Nez très expressif, aux arômes de fruits noirs bien mûrs, avec presque un côté sudiste (cacao) et une pointe de violette complexifiante.
Le contraste est net avec la bouche : le fruit est toujours très présent, mais le profil longiligne, le soutien acide et les tanins souples témoignent d’une grande finesse et d’une superbe buvabilité.
J’ai beaucoup aimé !
Très Bien ++
Chinon – Domaine Bernard Baudry – La Croix Boissée – 2005
Robe sombre aux reflets bien tuilés.
Nez intense, très médocain car des notes empyreumatiques et d’autres balsamiques s’associent à des fruits noirs tels que la mûre et le cassis.
La matière de la bouche est très dense et bien née, mais une légère rusticité est due auxpetits tanins qui accrochent encore un peu. L’ensemble est fort appréciable, surtout à table, mais n’a pas l’élégance de l’Huisserie : à attendre encore un peu ?
Très Bien (+)
Troisième paire de rouges
Deux cuvées du terroir des Poyeux sur le superbe millésime 2009.
Saumur Champigny – Clos Rougeard – Les Poyeux – 2009
Bouteille ouverte la veille.
Robe grenat sombre aux beaux reflets tuilés (étonnamment, plus évoluée que le 2004 !).

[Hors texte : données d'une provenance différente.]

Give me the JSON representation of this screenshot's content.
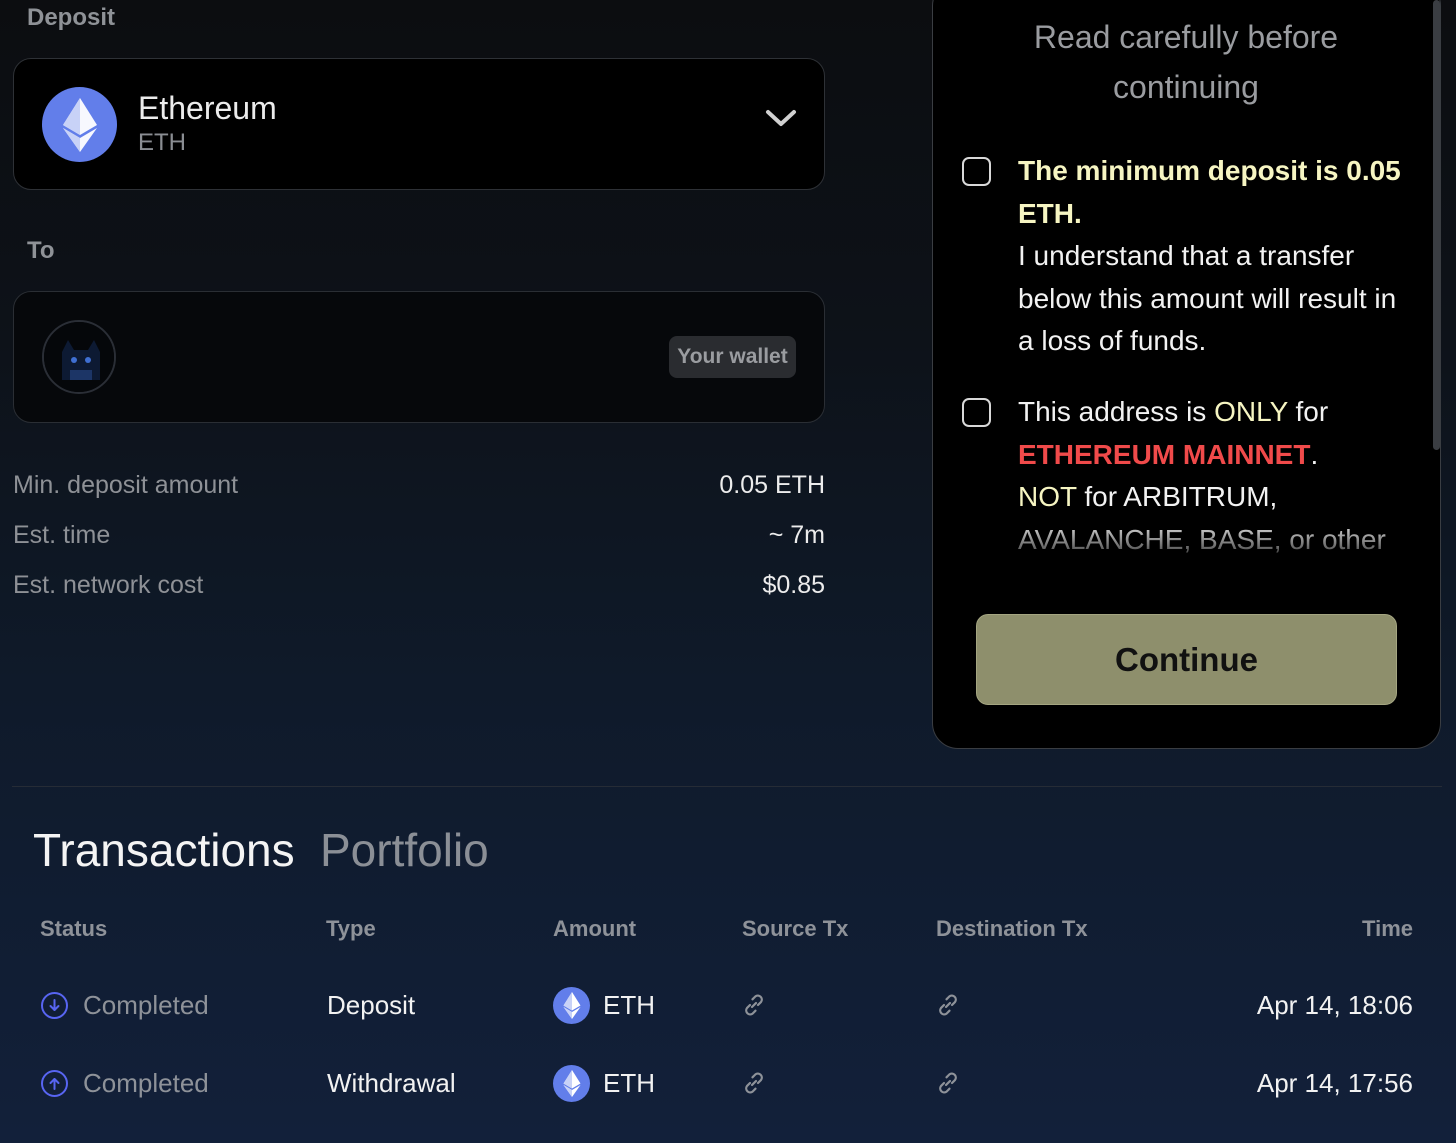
{
  "deposit": {
    "label": "Deposit",
    "token_name": "Ethereum",
    "token_symbol": "ETH",
    "token_icon": "ethereum-icon",
    "dropdown_icon": "chevron-down-icon"
  },
  "to": {
    "label": "To",
    "wallet_badge": "Your wallet",
    "avatar_icon": "cat-avatar"
  },
  "info": {
    "min_deposit_label": "Min. deposit amount",
    "min_deposit_value": "0.05 ETH",
    "est_time_label": "Est. time",
    "est_time_value": "~ 7m",
    "est_cost_label": "Est. network cost",
    "est_cost_value": "$0.85"
  },
  "modal": {
    "title": "Read carefully before continuing",
    "clause1_bold": "The minimum deposit is 0.05 ETH.",
    "clause1_text": "I understand that a transfer below this amount will result in a loss of funds.",
    "clause2_pre": "This address is ",
    "clause2_only": "ONLY",
    "clause2_for": " for",
    "clause2_network": "ETHEREUM MAINNET",
    "clause2_dot": ".",
    "clause2_not": "NOT",
    "clause2_rest": " for ARBITRUM, AVALANCHE, BASE, or other",
    "continue_label": "Continue"
  },
  "tabs": [
    {
      "label": "Transactions",
      "active": true
    },
    {
      "label": "Portfolio",
      "active": false
    }
  ],
  "table": {
    "headers": [
      "Status",
      "Type",
      "Amount",
      "Source Tx",
      "Destination Tx",
      "Time"
    ],
    "rows": [
      {
        "status": "Completed",
        "status_icon": "arrow-down-circle-icon",
        "type": "Deposit",
        "amount": "ETH",
        "time": "Apr 14, 18:06"
      },
      {
        "status": "Completed",
        "status_icon": "arrow-up-circle-icon",
        "type": "Withdrawal",
        "amount": "ETH",
        "time": "Apr 14, 17:56"
      }
    ]
  },
  "colors": {
    "accent_yellow": "#f6f5c2",
    "warning_red": "#f04a4a",
    "button_olive": "#8e8f6c",
    "eth_blue": "#627eea",
    "status_icon_blue": "#5865f2"
  }
}
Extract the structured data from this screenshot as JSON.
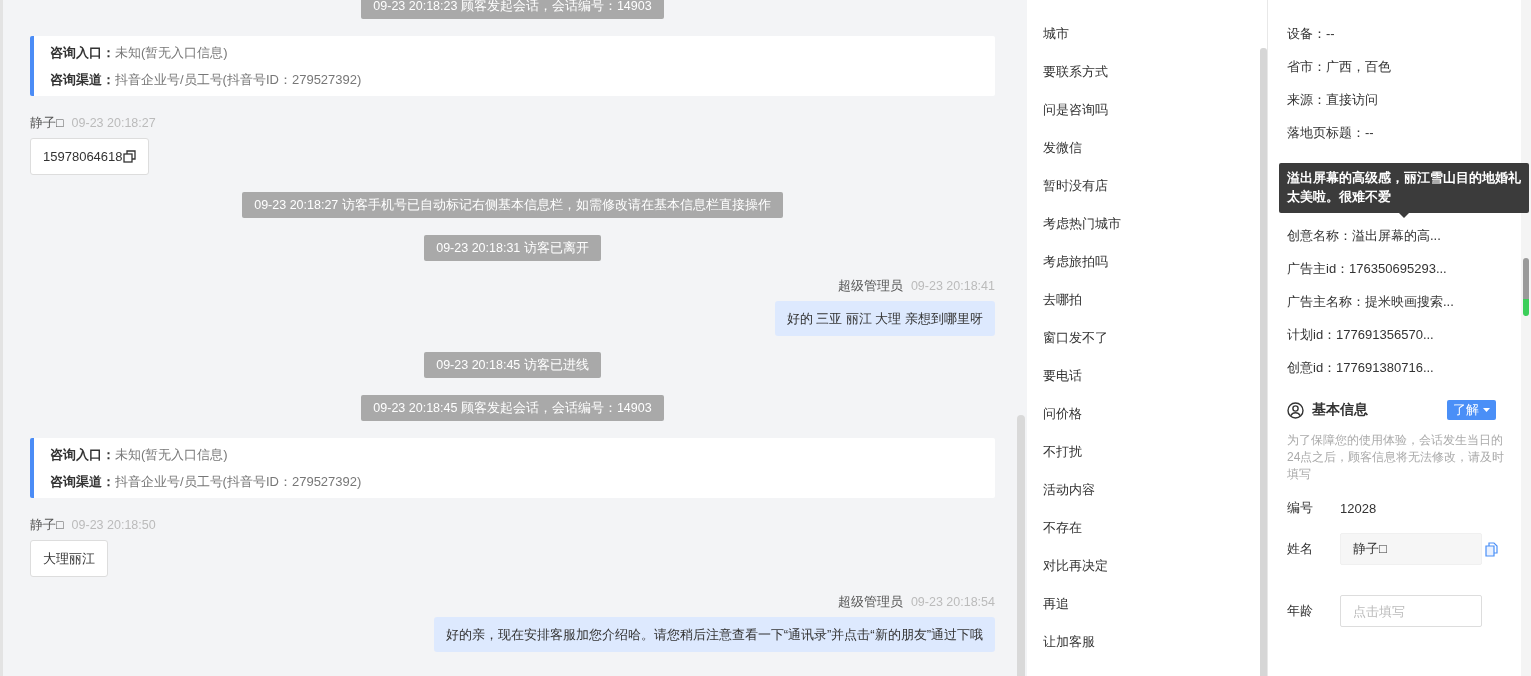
{
  "chat": {
    "messages": [
      {
        "kind": "system",
        "text": "09-23 20:18:23 顾客发起会话，会话编号：14903"
      },
      {
        "kind": "info",
        "rows": [
          {
            "label": "咨询入口：",
            "value": "未知(暂无入口信息)"
          },
          {
            "label": "咨询渠道：",
            "value": "抖音企业号/员工号(抖音号ID：279527392)"
          }
        ]
      },
      {
        "kind": "visitor",
        "name": "静子□",
        "time": "09-23 20:18:27",
        "text": "15978064618",
        "copyable": true
      },
      {
        "kind": "system",
        "text": "09-23 20:18:27 访客手机号已自动标记右侧基本信息栏，如需修改请在基本信息栏直接操作"
      },
      {
        "kind": "system",
        "text": "09-23 20:18:31 访客已离开"
      },
      {
        "kind": "agent",
        "name": "超级管理员",
        "time": "09-23 20:18:41",
        "text": "好的  三亚 丽江  大理 亲想到哪里呀"
      },
      {
        "kind": "system",
        "text": "09-23 20:18:45 访客已进线"
      },
      {
        "kind": "system",
        "text": "09-23 20:18:45 顾客发起会话，会话编号：14903"
      },
      {
        "kind": "info",
        "rows": [
          {
            "label": "咨询入口：",
            "value": "未知(暂无入口信息)"
          },
          {
            "label": "咨询渠道：",
            "value": "抖音企业号/员工号(抖音号ID：279527392)"
          }
        ]
      },
      {
        "kind": "visitor",
        "name": "静子□",
        "time": "09-23 20:18:50",
        "text": "大理丽江",
        "copyable": false
      },
      {
        "kind": "agent",
        "name": "超级管理员",
        "time": "09-23 20:18:54",
        "text": "好的亲，现在安排客服加您介绍哈。请您稍后注意查看一下“通讯录”并点击“新的朋友”通过下哦"
      }
    ]
  },
  "quick_replies": [
    "城市",
    "要联系方式",
    "问是咨询吗",
    "发微信",
    "暂时没有店",
    "考虑热门城市",
    "考虑旅拍吗",
    "去哪拍",
    "窗口发不了",
    "要电话",
    "问价格",
    "不打扰",
    "活动内容",
    "不存在",
    "对比再决定",
    "再追",
    "让加客服"
  ],
  "visit_info": {
    "rows": [
      {
        "kind": "field",
        "text": "设备：--"
      },
      {
        "kind": "field",
        "text": "省市：广西，百色"
      },
      {
        "kind": "field",
        "text": "来源：直接访问"
      },
      {
        "kind": "field",
        "text": "落地页标题：--"
      },
      {
        "kind": "tooltip",
        "text": "溢出屏幕的高级感，丽江雪山目的地婚礼太美啦。很难不爱"
      },
      {
        "kind": "field",
        "text": "创意名称：溢出屏幕的高..."
      },
      {
        "kind": "field",
        "text": "广告主id：176350695293..."
      },
      {
        "kind": "field",
        "text": "广告主名称：提米映画搜索..."
      },
      {
        "kind": "field",
        "text": "计划id：177691356570..."
      },
      {
        "kind": "field",
        "text": "创意id：177691380716..."
      }
    ]
  },
  "basic_info": {
    "title": "基本信息",
    "button": "了解",
    "notice": "为了保障您的使用体验，会话发生当日的24点之后，顾客信息将无法修改，请及时填写",
    "fields": [
      {
        "kind": "text",
        "label": "编号",
        "value": "12028"
      },
      {
        "kind": "input",
        "label": "姓名",
        "value": "静子□",
        "copy": true
      },
      {
        "kind": "input",
        "label": "年龄",
        "placeholder": "点击填写",
        "copy": false
      }
    ]
  }
}
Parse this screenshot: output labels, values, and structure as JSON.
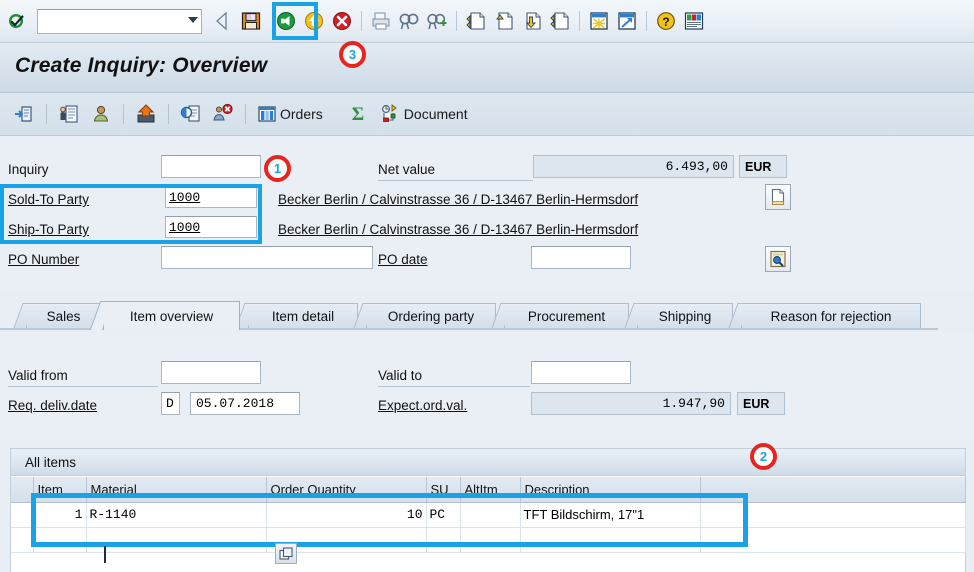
{
  "toolbar_top": {
    "command_value": "",
    "command_placeholder": "",
    "icons": [
      {
        "name": "enter-ok-icon",
        "glyph": "ok"
      },
      {
        "name": "back-prev-icon",
        "glyph": "prev"
      },
      {
        "name": "save-icon",
        "glyph": "save"
      },
      {
        "name": "back-green-icon",
        "glyph": "back"
      },
      {
        "name": "exit-yellow-icon",
        "glyph": "exit"
      },
      {
        "name": "cancel-red-icon",
        "glyph": "cancel"
      },
      {
        "name": "print-icon",
        "glyph": "print"
      },
      {
        "name": "find-icon",
        "glyph": "find"
      },
      {
        "name": "find-next-icon",
        "glyph": "findnext"
      },
      {
        "name": "first-page-icon",
        "glyph": "first"
      },
      {
        "name": "previous-page-icon",
        "glyph": "up"
      },
      {
        "name": "next-page-icon",
        "glyph": "down"
      },
      {
        "name": "last-page-icon",
        "glyph": "last"
      },
      {
        "name": "create-session-icon",
        "glyph": "session"
      },
      {
        "name": "create-shortcut-icon",
        "glyph": "shortcut"
      },
      {
        "name": "help-icon",
        "glyph": "help"
      },
      {
        "name": "customize-layout-icon",
        "glyph": "layout"
      }
    ]
  },
  "title": "Create Inquiry: Overview",
  "toolbar_app": {
    "buttons": [
      {
        "name": "display-doc-header-icon",
        "label": ""
      },
      {
        "name": "item-details-icon",
        "label": ""
      },
      {
        "name": "partner-icon",
        "label": ""
      },
      {
        "name": "availability-icon",
        "label": ""
      },
      {
        "name": "pricing-conditions-icon",
        "label": ""
      },
      {
        "name": "reject-item-icon",
        "label": ""
      },
      {
        "name": "orders-button",
        "label": "Orders"
      },
      {
        "name": "sum-icon",
        "label": ""
      },
      {
        "name": "document-button",
        "label": "Document"
      }
    ],
    "orders_label": "Orders",
    "document_label": "Document"
  },
  "header_form": {
    "inquiry_label": "Inquiry",
    "inquiry_value": "",
    "sold_to_label": "Sold-To Party",
    "sold_to_value": "1000",
    "sold_to_address": "Becker Berlin / Calvinstrasse 36 / D-13467 Berlin-Hermsdorf",
    "ship_to_label": "Ship-To Party",
    "ship_to_value": "1000",
    "ship_to_address": "Becker Berlin / Calvinstrasse 36 / D-13467 Berlin-Hermsdorf",
    "po_number_label": "PO Number",
    "po_number_value": "",
    "net_value_label": "Net value",
    "net_value_amount": "6.493,00",
    "net_value_currency": "EUR",
    "po_date_label": "PO date",
    "po_date_value": "",
    "doc_button_name": "open-document-icon",
    "search_button_name": "address-search-icon"
  },
  "tabs": [
    {
      "label": "Sales",
      "active": false
    },
    {
      "label": "Item overview",
      "active": true
    },
    {
      "label": "Item detail",
      "active": false
    },
    {
      "label": "Ordering party",
      "active": false
    },
    {
      "label": "Procurement",
      "active": false
    },
    {
      "label": "Shipping",
      "active": false
    },
    {
      "label": "Reason for rejection",
      "active": false
    }
  ],
  "detail_form": {
    "valid_from_label": "Valid from",
    "valid_from_value": "",
    "valid_to_label": "Valid to",
    "valid_to_value": "",
    "req_deliv_label": "Req. deliv.date",
    "req_deliv_type": "D",
    "req_deliv_value": "05.07.2018",
    "expect_ord_label": "Expect.ord.val.",
    "expect_ord_amount": "1.947,90",
    "expect_ord_currency": "EUR"
  },
  "items": {
    "panel_title": "All items",
    "columns": [
      "Item",
      "Material",
      "Order Quantity",
      "SU",
      "AltItm",
      "Description"
    ],
    "rows": [
      {
        "item": "1",
        "material": "R-1140",
        "order_quantity": "10",
        "su": "PC",
        "altitm": "",
        "description": "TFT Bildschirm, 17\"1"
      }
    ],
    "new_row": {
      "item": "",
      "material": "",
      "order_quantity": "",
      "su": "",
      "altitm": "",
      "description": ""
    }
  },
  "callouts": [
    {
      "number": "1"
    },
    {
      "number": "2"
    },
    {
      "number": "3"
    }
  ],
  "colors": {
    "highlight": "#19a3e6",
    "callout_ring": "#e8241f",
    "callout_text": "#19a3e6",
    "selected_cell": "#fbe7a8",
    "page_bg": "#e9eef4"
  }
}
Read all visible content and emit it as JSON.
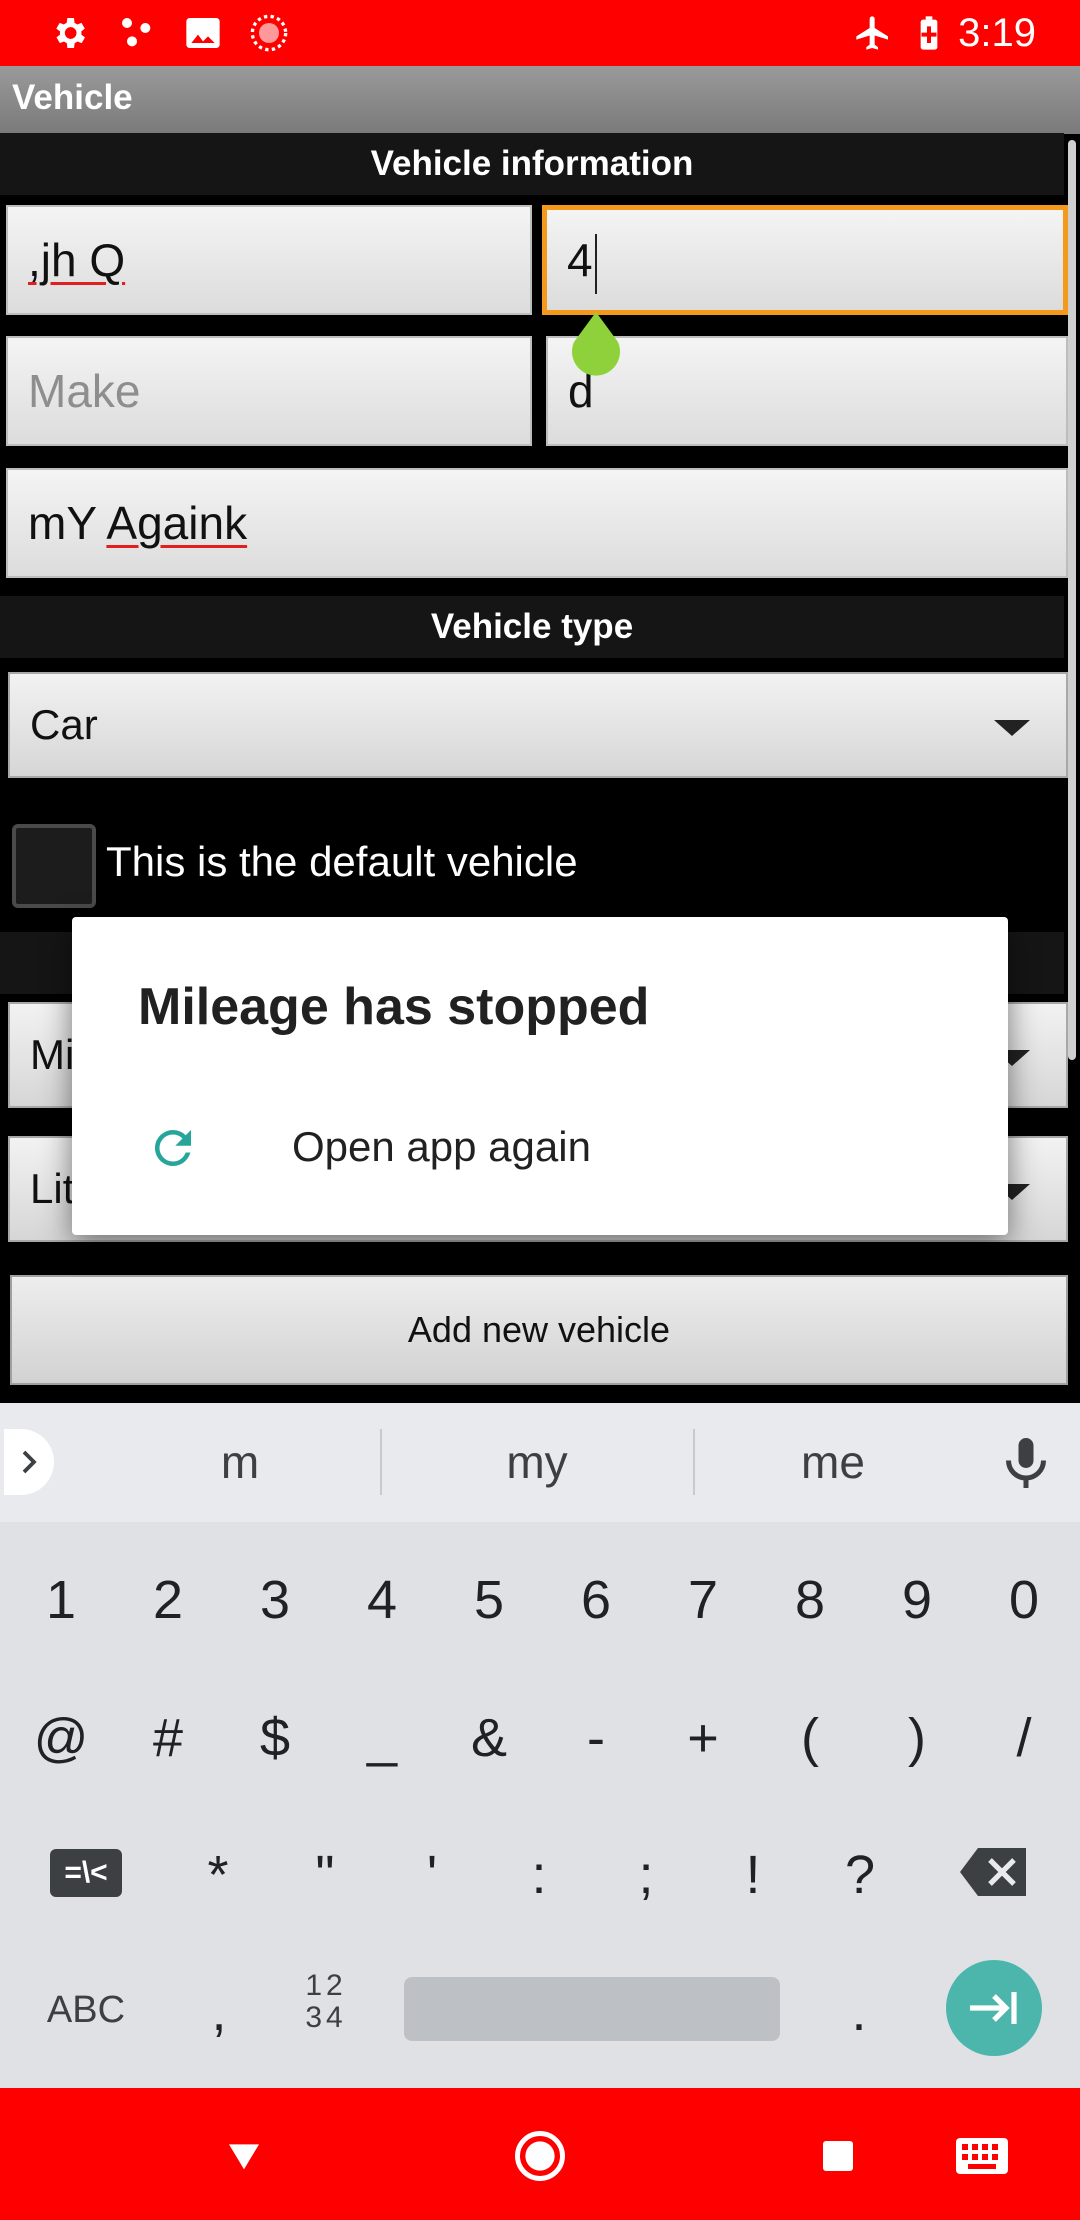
{
  "status_bar": {
    "time": "3:19",
    "icons": [
      "settings-icon",
      "network-dots-icon",
      "image-icon",
      "record-icon",
      "airplane-mode-icon",
      "battery-charging-icon"
    ]
  },
  "app": {
    "title": "Vehicle"
  },
  "vehicle_info": {
    "header": "Vehicle information",
    "name_value": ",jh Q",
    "year_value": "4",
    "make_placeholder": "Make",
    "model_value": "d",
    "note_value_prefix": "mY ",
    "note_value_underlined": "Againk"
  },
  "vehicle_type": {
    "header": "Vehicle type",
    "selected": "Car"
  },
  "default_checkbox": {
    "label": "This is the default vehicle",
    "checked": false
  },
  "units": {
    "distance_partial": "Mi",
    "volume_partial": "Lit"
  },
  "add_button_label": "Add new vehicle",
  "dialog": {
    "title": "Mileage has stopped",
    "action_label": "Open app again",
    "action_icon": "refresh-icon",
    "accent_color": "#26a69a"
  },
  "keyboard": {
    "suggestions": [
      "m",
      "my",
      "me"
    ],
    "row1": [
      "1",
      "2",
      "3",
      "4",
      "5",
      "6",
      "7",
      "8",
      "9",
      "0"
    ],
    "row2": [
      "@",
      "#",
      "$",
      "_",
      "&",
      "-",
      "+",
      "(",
      ")",
      "/"
    ],
    "row3": [
      "*",
      "\"",
      "'",
      ":",
      ";",
      "!",
      "?"
    ],
    "symbols_toggle": "=\\<",
    "abc_label": "ABC",
    "comma": ",",
    "numpad_label_top": "12",
    "numpad_label_bottom": "34",
    "period": "."
  },
  "colors": {
    "status_bar": "#ff0000",
    "focus_border": "#f39a1c",
    "enter_key": "#4db6ac"
  }
}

Nez somptueux, très expressif, déroulant une aromatique suave et racée de fruits compotés.
La bouche est tout simplement magnifique par son équilibre. L’ensemble est serein et épanoui, et allie avec brio densité et dentelle, volume et longueur, puissance et fraîcheur…
Un grand vin, au moins au niveau du Bourg 1989 qui m’avait énormément marqué en 2014.
Excellent +
Saumur Champigny – Domaine Antoine Sanzay – Les Poyeux – 2009
Robe entre sombre et très sombre, aux reflets de jeunesse.
Nez intense qui dévoile une aromatique au fruité plus classique, moins compoté, aromatique paraissant légèrement comprimée mais délicate.
La bouche est d’une austérité cistercienne, toute en droiture et élancée, se ponctuant par de petits tanins fins avant la finale réglissée. Comme le nez elle est prometteuse mais semble encore engoncée pour bien s’exprimer.
Très Bien +(+) déjà en l’état. L’effet séquence a dû aussi le desservir.
Quatrième paire de rouges
Deux Saumur-Champigny sur le très beau millésime 2005.
Saumur Champigny – Clos Rougeard – Les Poyeux – 2005
Robe sombre qui dévoile un début d’évolution.
Nez bien ouvert et d’une complexité très appréciable : au-delà des classiques fruits noirs, de belles épices et des olives noires, et pas la moindre trace de sous-maturité (mais le contraire aurait été étonnant !).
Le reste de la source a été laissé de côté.